FreeAnchor: Learning to Match Anchors for Visual Object Detection
This work addresses a key bottleneck in object detection for computer vision applications, offering a plug-and-play solution that enhances existing detectors.
The paper tackles the problem of anchor assignment in CNN-based object detectors by proposing FreeAnchor, a learning-to-match approach that replaces hand-crafted IoU restrictions with flexible anchor matching, resulting in significant performance improvements on COCO benchmarks.

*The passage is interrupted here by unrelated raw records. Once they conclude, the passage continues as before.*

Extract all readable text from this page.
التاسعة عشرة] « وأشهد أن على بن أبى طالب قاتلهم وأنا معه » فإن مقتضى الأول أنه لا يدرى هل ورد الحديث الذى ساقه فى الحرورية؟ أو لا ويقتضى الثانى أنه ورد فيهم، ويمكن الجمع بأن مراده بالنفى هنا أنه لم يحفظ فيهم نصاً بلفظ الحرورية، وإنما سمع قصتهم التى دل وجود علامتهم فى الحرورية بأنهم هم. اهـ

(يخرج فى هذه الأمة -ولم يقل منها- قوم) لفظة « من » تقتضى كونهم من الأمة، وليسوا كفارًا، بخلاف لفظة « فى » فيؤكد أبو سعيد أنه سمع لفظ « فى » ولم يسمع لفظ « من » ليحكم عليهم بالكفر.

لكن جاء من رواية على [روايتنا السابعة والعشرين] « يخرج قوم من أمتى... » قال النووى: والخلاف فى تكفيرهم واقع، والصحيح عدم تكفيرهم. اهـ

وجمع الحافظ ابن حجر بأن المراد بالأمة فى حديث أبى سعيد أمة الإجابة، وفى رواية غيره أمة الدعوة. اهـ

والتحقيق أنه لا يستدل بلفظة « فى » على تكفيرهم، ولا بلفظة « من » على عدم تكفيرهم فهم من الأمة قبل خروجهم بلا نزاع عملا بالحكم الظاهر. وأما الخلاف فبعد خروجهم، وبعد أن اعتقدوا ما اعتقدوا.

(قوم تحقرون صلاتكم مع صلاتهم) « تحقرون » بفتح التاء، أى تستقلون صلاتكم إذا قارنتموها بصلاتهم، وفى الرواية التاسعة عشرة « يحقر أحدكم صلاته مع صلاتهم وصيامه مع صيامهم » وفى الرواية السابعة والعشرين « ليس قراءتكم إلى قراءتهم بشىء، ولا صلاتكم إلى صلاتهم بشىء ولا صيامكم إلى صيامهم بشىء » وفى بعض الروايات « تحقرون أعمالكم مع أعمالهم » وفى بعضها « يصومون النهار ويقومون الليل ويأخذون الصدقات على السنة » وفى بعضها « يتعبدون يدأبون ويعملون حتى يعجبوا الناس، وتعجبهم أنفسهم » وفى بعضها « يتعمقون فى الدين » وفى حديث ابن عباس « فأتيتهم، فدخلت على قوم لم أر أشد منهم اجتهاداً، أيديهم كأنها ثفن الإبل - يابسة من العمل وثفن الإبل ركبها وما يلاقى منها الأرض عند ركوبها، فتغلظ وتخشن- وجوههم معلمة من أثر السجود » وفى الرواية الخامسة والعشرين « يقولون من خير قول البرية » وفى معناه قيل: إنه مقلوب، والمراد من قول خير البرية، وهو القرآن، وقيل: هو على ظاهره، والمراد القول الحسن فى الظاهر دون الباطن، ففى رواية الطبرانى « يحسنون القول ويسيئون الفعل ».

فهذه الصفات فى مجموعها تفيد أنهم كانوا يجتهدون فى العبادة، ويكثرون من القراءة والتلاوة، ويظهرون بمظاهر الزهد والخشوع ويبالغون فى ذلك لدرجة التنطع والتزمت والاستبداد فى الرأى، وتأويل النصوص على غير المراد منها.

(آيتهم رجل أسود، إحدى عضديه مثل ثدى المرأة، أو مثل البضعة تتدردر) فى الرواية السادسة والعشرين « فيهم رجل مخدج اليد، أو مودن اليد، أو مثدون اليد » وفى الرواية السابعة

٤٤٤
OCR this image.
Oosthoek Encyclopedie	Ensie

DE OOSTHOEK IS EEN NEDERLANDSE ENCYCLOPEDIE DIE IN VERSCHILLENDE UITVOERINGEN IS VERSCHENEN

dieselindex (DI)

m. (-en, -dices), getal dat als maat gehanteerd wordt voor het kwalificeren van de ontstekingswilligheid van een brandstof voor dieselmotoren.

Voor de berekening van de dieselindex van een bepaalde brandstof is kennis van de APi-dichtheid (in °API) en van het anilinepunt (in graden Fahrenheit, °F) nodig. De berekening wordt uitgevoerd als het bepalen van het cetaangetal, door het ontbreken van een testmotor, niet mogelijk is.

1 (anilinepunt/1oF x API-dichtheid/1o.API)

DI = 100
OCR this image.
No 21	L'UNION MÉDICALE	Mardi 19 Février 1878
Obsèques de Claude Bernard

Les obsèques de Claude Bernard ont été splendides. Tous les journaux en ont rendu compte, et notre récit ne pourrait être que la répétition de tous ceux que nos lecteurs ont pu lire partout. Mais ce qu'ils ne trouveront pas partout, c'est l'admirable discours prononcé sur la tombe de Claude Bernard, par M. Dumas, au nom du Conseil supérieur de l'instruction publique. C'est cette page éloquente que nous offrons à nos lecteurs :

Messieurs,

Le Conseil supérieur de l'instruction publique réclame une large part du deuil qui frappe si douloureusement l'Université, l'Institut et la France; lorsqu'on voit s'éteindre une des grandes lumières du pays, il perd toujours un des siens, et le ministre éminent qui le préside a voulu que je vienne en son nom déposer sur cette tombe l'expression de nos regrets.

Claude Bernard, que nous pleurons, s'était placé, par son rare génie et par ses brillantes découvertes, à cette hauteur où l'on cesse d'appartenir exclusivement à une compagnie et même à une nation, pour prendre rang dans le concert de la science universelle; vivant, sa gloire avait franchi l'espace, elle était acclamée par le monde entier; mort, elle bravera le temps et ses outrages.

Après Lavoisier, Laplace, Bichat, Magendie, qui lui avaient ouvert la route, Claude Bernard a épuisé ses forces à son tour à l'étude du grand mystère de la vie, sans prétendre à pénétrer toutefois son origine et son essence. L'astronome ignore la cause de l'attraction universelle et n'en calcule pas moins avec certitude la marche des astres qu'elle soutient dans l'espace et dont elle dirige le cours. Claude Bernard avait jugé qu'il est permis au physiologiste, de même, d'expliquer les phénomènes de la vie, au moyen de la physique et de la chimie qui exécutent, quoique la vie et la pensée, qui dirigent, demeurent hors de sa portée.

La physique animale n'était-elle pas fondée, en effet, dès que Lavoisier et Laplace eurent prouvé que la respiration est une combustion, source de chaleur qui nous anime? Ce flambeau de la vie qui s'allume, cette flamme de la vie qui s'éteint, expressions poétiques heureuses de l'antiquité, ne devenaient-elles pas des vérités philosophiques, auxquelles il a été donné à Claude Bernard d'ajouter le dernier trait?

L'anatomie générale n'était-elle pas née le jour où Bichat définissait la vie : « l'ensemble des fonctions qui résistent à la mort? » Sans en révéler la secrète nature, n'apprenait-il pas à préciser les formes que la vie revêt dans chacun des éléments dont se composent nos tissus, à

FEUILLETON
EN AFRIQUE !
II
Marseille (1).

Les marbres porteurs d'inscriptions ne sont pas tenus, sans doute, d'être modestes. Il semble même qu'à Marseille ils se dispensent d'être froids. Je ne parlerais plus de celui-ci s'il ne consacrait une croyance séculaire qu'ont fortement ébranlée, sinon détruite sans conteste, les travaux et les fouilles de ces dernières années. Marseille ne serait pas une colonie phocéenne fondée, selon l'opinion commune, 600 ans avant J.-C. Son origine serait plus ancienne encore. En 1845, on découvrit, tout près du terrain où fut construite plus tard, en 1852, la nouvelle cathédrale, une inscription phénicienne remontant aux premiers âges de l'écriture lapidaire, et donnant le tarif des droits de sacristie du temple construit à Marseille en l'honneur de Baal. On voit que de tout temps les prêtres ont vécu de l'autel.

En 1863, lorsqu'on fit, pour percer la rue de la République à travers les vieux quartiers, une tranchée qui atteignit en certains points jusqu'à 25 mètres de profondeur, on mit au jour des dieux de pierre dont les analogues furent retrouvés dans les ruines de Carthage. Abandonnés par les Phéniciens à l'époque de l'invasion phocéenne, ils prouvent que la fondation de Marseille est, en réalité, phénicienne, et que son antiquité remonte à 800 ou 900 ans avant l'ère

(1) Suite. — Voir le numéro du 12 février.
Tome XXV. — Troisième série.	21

Modern CNN-based object detectors assign anchors for ground-truth objects under the restriction of object-anchor Intersection-over-Unit (IoU). In this study, we propose a learning-to-match approach to break IoU restriction, allowing objects to match anchors in a flexible manner. Our approach, referred to as FreeAnchor, updates hand-crafted anchor assignment to "free" anchor matching by formulating detector training as a maximum likelihood estimation (MLE) procedure. FreeAnchor targets at learning features which best explain a class of objects in terms of both classification and localization. FreeAnchor is implemented by optimizing detection customized likelihood and can be fused with CNN-based detectors in a plug-and-play manner. Experiments on COCO demonstrate that FreeAnchor consistently outperforms their counterparts with significant margins.